New Plants for 2012
Plant choices for this year are colorful and versatile; leaving you with choices that will work in your backyard.
Shopping for new plants is like Christmas morning for gardeners—so many bright, beautiful selections right at your fingertips. The trick is deciding which ones are the best for your yard without getting lost in the excitement of pretty packaging. If you want loads of color in small spaces, you’re in for a treat this year. Here are some of the best picks for new plants for 2012.
Cherry Star Superbells
Proven Winners introduces yet another gorgeous calibrachoa, this one with bright-yellow stars inside beautiful cherry-colored flowers that resemble petunias. Like other calibrachoa varieties, this one doesn’t disappoint, with its hardy blossoms and long bloom time.
Why we love it: An excellent trailer or filler in your containers, Cherry Star also boasts outstanding color that pairs well with just about any plant
Summer Jewel Pink salvia
(Salvia coccinea, annual)
A 2012 All-America Selections winner, this salvia is more compact than Summer Jewel Red, and blooms earlier. The plentiful pink flowers attract hummingbirds throughout the growing season. Growing to only 20 inches tall, this one’s a natural for smaller gardens.
Why we love it: It flowers up to two weeks earlier than other salvias, and hummingbirds can’t resist it.
(Hosta, Zones 3 to 9)
A fun little hosta with an appropriate name, the Wheee! has ruffled foliage with cream-colored margins. In spring, you’ll see curly shoots. As the plant grows, the foliage continues to curl and twist.
Why we love it: This pretty, medium-size (18 to 24 inches) hosta is also slug-resistant.
Sonic Bloom weigela
(Weigela florida, Zones 4 to 8)
If you need a flowering shrub, this one has lots going for it. Sonic Boom produces vivid flowers in May and keeps blooming until frost. Weigela is popular with hummingbirds; this one beckons them with blooms in red, pearl and pink.

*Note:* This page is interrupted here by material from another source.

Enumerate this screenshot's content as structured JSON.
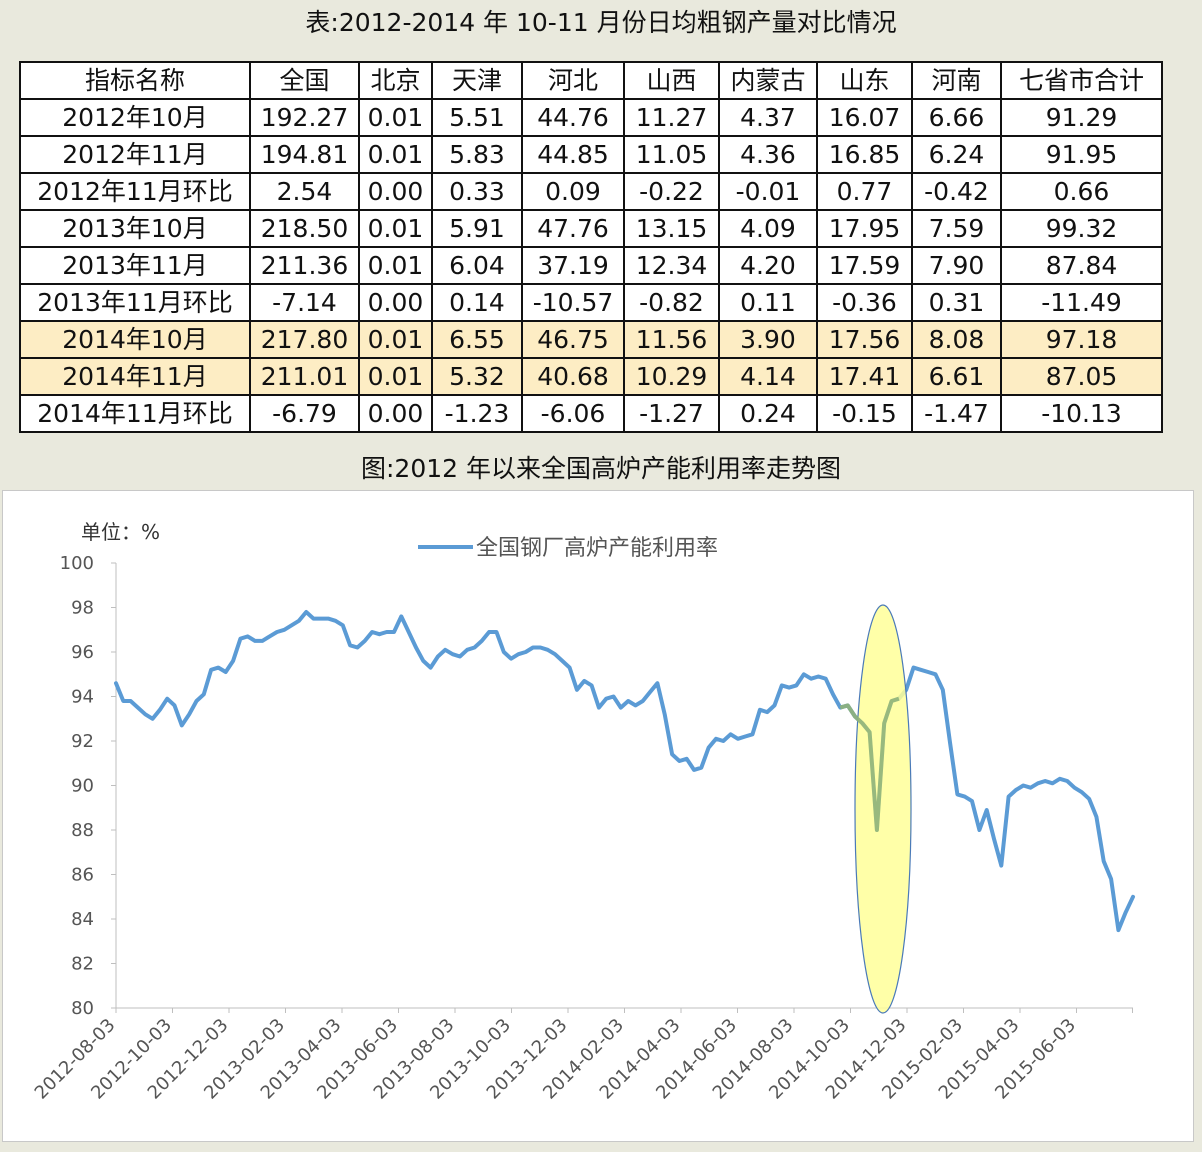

Growing 4 to 5 feet tall and wide, it’s a perfect statement shrub in any landscape.
Why we love it: Hummingbirds will be frequent visitors
to the countless blooms of this stunner.
(Solenostemon scutellarioides, annual)
Always a winner in containers, coleus welcomes a spicy new addition to the family. Wasabi has serrated bright-chartreuse leaves that hold up in sun or shade without fading or spotting. Growing 18 to 28 inches tall and wide,
it fits perfectly in containers.
Why we love it: Unique foliage and an easygoing nature make this an irresistible choice.
Primal Scream daylily
(Hemerocallis, Zones 3 to 9)
The spidery hot-tangerine petals on this eye-catching plant are as colorful as its name. Growing up to 34 inches tall with continuous 7½-inch blooms, this daylily will be a star in any perennial garden.
Why we love it: Spectacular flowers, high bud count
and healthy foliage make this a daylily that any gardener
Burgundy Bunny miniature fountain grass
(Pennisetum alopecuroides, Zones 5 to 9)
Looking for a little grass to add pizzazz to your containers and accent your garden beds? This little charmer grows only 12 to 16 inches tall in clumps of green foliage that turn red in summer and last until the first frost. In late summer, cream flower plumes add a soft, airy touch.
Why we love it: Its adorable size and gorgeous summer and fall color make it a welcome addition to small gardens and containers.
Cool Wave pansies
(Viola x wittrockiana, Zones 5 to 9)
Exciting news for gardeners in Zones 5 and above—now there’s a trailing pansy that will overwinter and supply a sea of color in early spring and fall. From the same folks who brought us the Wave petunia, this beauty will quickly spread, filling hanging baskets and containers. It’s available in yellow, white, Frost and Violet Wing (pictured).
Why we love it: Even in tough climates, Cool Wave will thrive, filling planters generously.
Lo & Behold Ice Chip butterfly bush
(Buddleia, Zones 5 to 9)
This spreading dwarf addition to the Lo & Behold series has brilliant white flowers and silvery foliage. A continuous bloomer, it has a neat, low-spreading habit (growing only 2 feet tall) that makes it a perfect ground cover. It’s also available in lilac (Lilac Chip butterfly bush).
Why we love it: This butterfly bush entices butterflies and hummingbirds without taking up too much garden space.
Little Annie coneflower
(Echinacea purpurea, Zones 3 to 8)
Most gardeners are crazy for new coneflower varieties, and this one is especially winsome. At only 10 to 12 inches high, it’s ideal for containers and small gardens. Don’t be fooled, though. The leaves and petals are tiny, but each plant boasts a surprising number of flowers.
Why we love it: It’s a carefree bloomer that can easily move to the front of the garden bed.